Aprovado em 2014, o atual Plano Nacional de Saneamento Básico estabelece como meta a universalização do abastecimento de água até 2023 e o atendimento de 92 % da população com rede de esgoto até 2033. No entanto, em fevereiro deste ano, o governo federal admitiu que o País “terá dificuldades” no cumprimento das metas. Era o reconhecimento antecipado da derrota, deixando transparecer a falta de comprometimento estatal com o saneamento básico.
Mais do que nas palavras, porém, o desleixo do poder público é evidente quando se olham os fatos. Segundo recente diagnóstico, mais de 42 % da população urbana brasileira não é atendida por redes coletoras de esgoto. Com esse quadro, não devem causar surpresa, portanto, as dificuldades encontradas para combater a proliferação de Aedes aegypti, responsável pela recente epidemia de zika no País. Tratase, portanto, de mais uma consequência desse conhecido modo de fazer política que, indiferente às reais prioridades nacionais, se contenta com promessas.

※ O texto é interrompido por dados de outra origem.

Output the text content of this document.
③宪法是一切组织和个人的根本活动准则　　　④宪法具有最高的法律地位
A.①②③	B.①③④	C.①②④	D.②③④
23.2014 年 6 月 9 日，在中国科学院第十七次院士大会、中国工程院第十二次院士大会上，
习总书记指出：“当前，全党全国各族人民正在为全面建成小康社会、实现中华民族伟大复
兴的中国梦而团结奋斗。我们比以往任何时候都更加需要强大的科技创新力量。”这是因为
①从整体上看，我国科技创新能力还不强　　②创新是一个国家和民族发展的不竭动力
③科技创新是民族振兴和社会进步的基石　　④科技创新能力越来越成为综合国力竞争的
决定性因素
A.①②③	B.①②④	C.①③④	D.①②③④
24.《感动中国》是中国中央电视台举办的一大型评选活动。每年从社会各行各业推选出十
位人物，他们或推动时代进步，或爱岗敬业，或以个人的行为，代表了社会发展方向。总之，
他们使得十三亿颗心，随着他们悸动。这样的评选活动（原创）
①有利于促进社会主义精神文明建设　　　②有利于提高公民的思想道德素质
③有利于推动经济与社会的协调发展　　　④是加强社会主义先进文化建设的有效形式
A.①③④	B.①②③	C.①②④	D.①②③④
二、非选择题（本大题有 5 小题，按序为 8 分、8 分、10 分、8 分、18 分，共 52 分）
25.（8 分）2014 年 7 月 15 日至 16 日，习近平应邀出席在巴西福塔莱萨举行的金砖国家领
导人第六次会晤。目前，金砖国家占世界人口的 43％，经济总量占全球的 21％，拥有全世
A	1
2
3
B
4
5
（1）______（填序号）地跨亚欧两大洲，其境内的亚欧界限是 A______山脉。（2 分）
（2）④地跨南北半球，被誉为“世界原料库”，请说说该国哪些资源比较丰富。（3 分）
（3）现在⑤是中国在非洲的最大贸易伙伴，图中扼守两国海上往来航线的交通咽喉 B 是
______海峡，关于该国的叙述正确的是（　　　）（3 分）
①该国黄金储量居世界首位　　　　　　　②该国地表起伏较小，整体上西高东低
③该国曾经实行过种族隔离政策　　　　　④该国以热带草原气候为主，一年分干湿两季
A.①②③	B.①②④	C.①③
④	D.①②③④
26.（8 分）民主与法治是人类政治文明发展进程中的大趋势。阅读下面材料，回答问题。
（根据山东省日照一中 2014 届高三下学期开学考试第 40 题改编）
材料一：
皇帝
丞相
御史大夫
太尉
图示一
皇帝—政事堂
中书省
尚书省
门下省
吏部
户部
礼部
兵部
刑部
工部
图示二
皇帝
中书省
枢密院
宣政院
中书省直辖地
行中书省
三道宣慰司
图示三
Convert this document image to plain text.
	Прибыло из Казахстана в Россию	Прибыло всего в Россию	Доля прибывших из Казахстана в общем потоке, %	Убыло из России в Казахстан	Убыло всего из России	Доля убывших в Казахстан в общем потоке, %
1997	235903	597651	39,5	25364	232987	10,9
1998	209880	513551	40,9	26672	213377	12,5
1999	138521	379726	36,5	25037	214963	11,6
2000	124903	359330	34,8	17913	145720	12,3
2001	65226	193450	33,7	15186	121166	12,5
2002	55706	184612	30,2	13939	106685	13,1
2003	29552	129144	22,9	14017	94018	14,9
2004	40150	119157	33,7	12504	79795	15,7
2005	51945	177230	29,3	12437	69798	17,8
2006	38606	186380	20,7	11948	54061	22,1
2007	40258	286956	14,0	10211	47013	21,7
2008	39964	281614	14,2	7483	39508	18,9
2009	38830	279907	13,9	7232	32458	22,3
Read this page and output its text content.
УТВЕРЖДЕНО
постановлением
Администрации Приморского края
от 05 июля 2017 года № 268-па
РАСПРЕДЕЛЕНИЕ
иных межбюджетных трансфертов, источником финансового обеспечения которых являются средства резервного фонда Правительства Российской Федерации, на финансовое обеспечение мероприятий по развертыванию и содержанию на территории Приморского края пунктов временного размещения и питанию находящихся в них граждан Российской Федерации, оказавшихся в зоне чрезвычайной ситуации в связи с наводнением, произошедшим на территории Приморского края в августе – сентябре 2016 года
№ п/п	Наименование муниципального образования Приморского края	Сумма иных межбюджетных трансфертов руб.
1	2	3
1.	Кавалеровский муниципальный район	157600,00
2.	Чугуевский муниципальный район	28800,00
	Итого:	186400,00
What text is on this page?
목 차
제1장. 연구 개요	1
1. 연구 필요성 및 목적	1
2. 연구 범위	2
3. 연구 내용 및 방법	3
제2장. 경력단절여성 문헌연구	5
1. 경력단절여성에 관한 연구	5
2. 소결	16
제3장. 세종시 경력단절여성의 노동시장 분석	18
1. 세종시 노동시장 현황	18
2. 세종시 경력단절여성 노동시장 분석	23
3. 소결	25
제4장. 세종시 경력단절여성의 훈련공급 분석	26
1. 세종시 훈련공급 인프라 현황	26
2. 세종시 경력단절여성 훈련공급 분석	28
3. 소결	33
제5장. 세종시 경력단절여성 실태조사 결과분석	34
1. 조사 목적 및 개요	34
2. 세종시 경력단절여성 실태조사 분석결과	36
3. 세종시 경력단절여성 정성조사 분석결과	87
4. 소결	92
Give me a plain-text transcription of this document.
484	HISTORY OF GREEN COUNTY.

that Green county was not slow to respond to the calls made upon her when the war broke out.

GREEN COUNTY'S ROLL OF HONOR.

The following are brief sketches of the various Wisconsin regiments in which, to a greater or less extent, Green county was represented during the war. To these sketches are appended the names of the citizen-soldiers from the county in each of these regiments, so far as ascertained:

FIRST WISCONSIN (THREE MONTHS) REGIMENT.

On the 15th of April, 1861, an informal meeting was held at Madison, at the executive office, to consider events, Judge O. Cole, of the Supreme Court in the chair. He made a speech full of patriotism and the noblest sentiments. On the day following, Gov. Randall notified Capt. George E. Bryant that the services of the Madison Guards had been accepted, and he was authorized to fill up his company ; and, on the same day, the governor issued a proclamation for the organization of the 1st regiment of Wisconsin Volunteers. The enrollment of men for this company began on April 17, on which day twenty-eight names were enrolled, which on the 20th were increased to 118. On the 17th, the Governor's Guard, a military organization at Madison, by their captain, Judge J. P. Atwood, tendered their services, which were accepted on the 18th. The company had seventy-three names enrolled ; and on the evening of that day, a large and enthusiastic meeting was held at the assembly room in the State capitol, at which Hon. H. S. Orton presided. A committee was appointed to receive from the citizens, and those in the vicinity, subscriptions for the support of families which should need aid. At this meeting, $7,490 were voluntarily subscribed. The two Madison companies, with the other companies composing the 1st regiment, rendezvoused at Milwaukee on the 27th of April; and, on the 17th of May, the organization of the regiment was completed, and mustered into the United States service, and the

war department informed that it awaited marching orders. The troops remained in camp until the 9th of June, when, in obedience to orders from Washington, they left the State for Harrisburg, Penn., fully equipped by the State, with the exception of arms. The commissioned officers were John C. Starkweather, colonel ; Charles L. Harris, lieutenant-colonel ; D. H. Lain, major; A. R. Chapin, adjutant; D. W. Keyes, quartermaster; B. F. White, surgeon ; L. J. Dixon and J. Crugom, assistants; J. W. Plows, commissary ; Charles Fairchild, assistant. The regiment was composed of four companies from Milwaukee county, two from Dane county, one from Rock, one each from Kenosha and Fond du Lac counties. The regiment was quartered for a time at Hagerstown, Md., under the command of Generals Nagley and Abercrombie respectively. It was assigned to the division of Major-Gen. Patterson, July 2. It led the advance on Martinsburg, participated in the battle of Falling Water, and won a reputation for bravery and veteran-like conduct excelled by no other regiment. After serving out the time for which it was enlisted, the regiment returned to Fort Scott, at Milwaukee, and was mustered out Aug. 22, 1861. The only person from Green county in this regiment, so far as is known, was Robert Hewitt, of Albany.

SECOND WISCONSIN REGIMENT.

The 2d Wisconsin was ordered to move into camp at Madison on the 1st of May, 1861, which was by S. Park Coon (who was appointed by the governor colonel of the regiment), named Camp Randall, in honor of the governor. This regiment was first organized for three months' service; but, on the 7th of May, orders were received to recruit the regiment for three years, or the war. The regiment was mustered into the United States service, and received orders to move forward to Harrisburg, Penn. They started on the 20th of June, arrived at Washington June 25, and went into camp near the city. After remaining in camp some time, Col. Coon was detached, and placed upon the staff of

Essa disparidade entre discurso e realidade foi justamente o que ocorreu com o Programa de Aceleração do Crescimento (PAC). Desde sua primeira edição, o saneamento básico foi listado como uma prioridade da infraestrutura nacional. Os dados das várias edições revelam, porém, outra ordem de valores. De acordo com a entidade Contas Abertas, o PAC 1 (2007 a 2010) e o PAC 2 (2011 a 2014) previram R$ 62 bilhões para investimentos em saneamento. Foram gastos, no entanto, apenas R$ 4,2 bilhões, representando menos de 7% da previsão anunciada. Assim, o saneamento teve o pior resultado entre todos os setores do PAC. É um lamentável indicador da pouca preocupação dos governos petistas com o tema.
O desenvolvimento social do País inclui necessariamente uma mudança no patamar do saneamento básico. Sem água encanada e sem esgoto tratado, é difícil falar em melhora da qualidade de vida da população, por mais que possa ter havido crescimento do consumo. Não há margem de erro: toda vez que um governo posterga o saneamento básico, ele decide mal, ele perpetua a injustiça.
Fonte : Jornal “O Estado de São Paulo”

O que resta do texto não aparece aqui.